ホットヨガは血管機能の改善が高いわけではない

 血管内皮機能は、血管の「収縮/弛緩」など、血管の重要な機能なひとつだ。糖尿病やメタボリックシンドロームなど、さまざまな生活習慣病と関わっている。血管内皮機能を高めることは、心臓や内臓関連の病気を防ぐためにとても重要である。

 ホットヨガは、それらの機能を高めるとして期待されてきていたが、それを否定されたことになる。
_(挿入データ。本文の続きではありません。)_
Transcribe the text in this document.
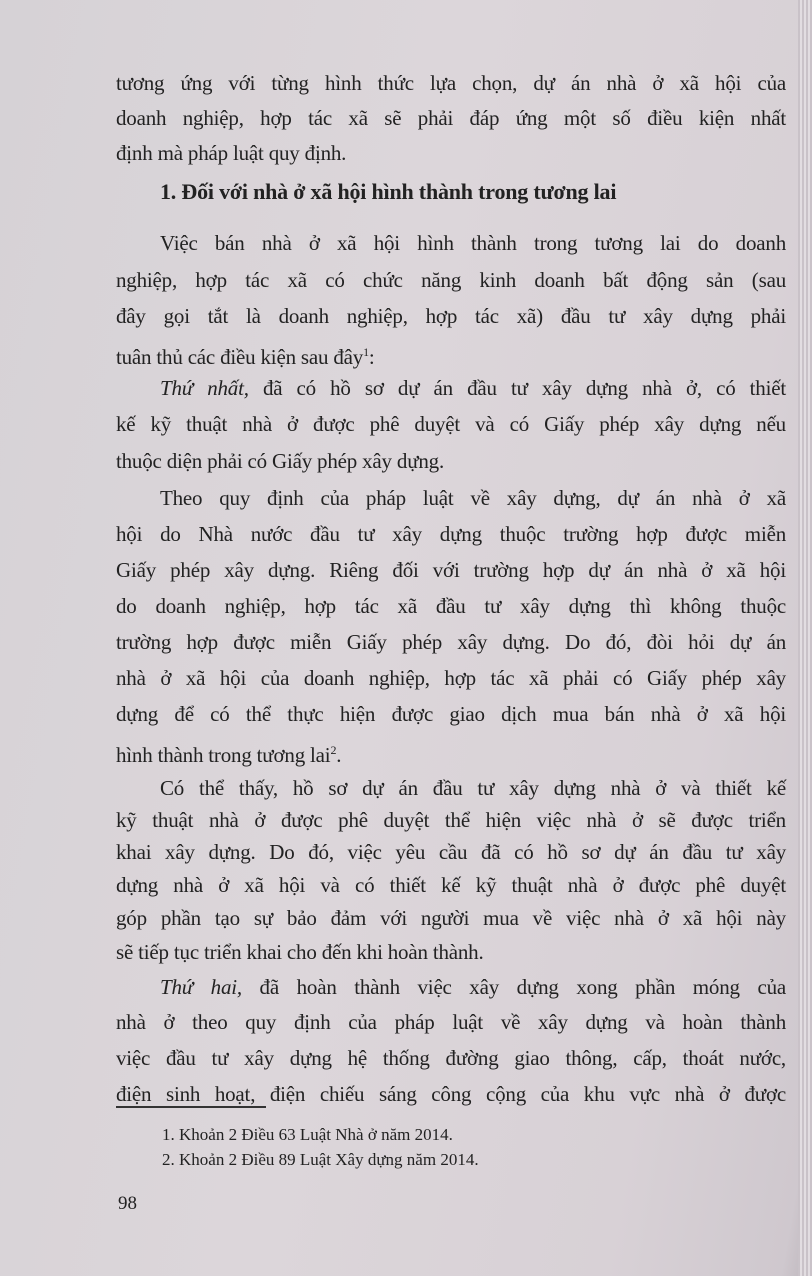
tương ứng với từng hình thức lựa chọn, dự án nhà ở xã hội của
doanh nghiệp, hợp tác xã sẽ phải đáp ứng một số điều kiện nhất
định mà pháp luật quy định.
1. Đối với nhà ở xã hội hình thành trong tương lai
Việc bán nhà ở xã hội hình thành trong tương lai do doanh
nghiệp, hợp tác xã có chức năng kinh doanh bất động sản (sau
đây gọi tắt là doanh nghiệp, hợp tác xã) đầu tư xây dựng phải
tuân thủ các điều kiện sau đây$^1$:
Thứ nhất, đã có hồ sơ dự án đầu tư xây dựng nhà ở, có thiết
kế kỹ thuật nhà ở được phê duyệt và có Giấy phép xây dựng nếu
thuộc diện phải có Giấy phép xây dựng.
Theo quy định của pháp luật về xây dựng, dự án nhà ở xã
hội do Nhà nước đầu tư xây dựng thuộc trường hợp được miễn
Giấy phép xây dựng. Riêng đối với trường hợp dự án nhà ở xã hội
do doanh nghiệp, hợp tác xã đầu tư xây dựng thì không thuộc
trường hợp được miễn Giấy phép xây dựng. Do đó, đòi hỏi dự án
nhà ở xã hội của doanh nghiệp, hợp tác xã phải có Giấy phép xây
dựng để có thể thực hiện được giao dịch mua bán nhà ở xã hội
hình thành trong tương lai$^2$.
Có thể thấy, hồ sơ dự án đầu tư xây dựng nhà ở và thiết kế
kỹ thuật nhà ở được phê duyệt thể hiện việc nhà ở sẽ được triển
khai xây dựng. Do đó, việc yêu cầu đã có hồ sơ dự án đầu tư xây
dựng nhà ở xã hội và có thiết kế kỹ thuật nhà ở được phê duyệt
góp phần tạo sự bảo đảm với người mua về việc nhà ở xã hội này
sẽ tiếp tục triển khai cho đến khi hoàn thành.
Thứ hai, đã hoàn thành việc xây dựng xong phần móng của
nhà ở theo quy định của pháp luật về xây dựng và hoàn thành
việc đầu tư xây dựng hệ thống đường giao thông, cấp, thoát nước,
điện sinh hoạt, điện chiếu sáng công cộng của khu vực nhà ở được
1. Khoản 2 Điều 63 Luật Nhà ở năm 2014.
2. Khoản 2 Điều 89 Luật Xây dựng năm 2014.
98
 今回報告された最新知見を簡単に説明すると、健康な40〜60歳の52名を①ホットヨガ、②通常のヨガ、③何もしない」の3グループに分け、12週間(①②は週3回実施)過ごし、その前後の血管内皮機能、コレステロール値、身体状態(体重など)を測定したというものだ。

 その結果、「重エネルギーX線吸収法(DXA法)」で測定した体脂肪率は、通常②や③と比べてホットヨガのほうが低かった。

 一方、血管内皮機能は、通常のヨガでは改善したが、ホットヨガではわずかに改善の傾向が認められただけだった。当然ながら「何もしない」グループの改善は認められなかった。さらに、研究期間中の血管内皮機能の変化量を①~③で比較したところ、有意差は認められなかった。

 つまり、ヨガとホットヨガの効果はほぼ同じだ。ホットヨガのほうがたくさん汗をかくために健康に良さそうだが、「血管内皮機能」に関しては通常のヨガでも効果に変わりはないということになる。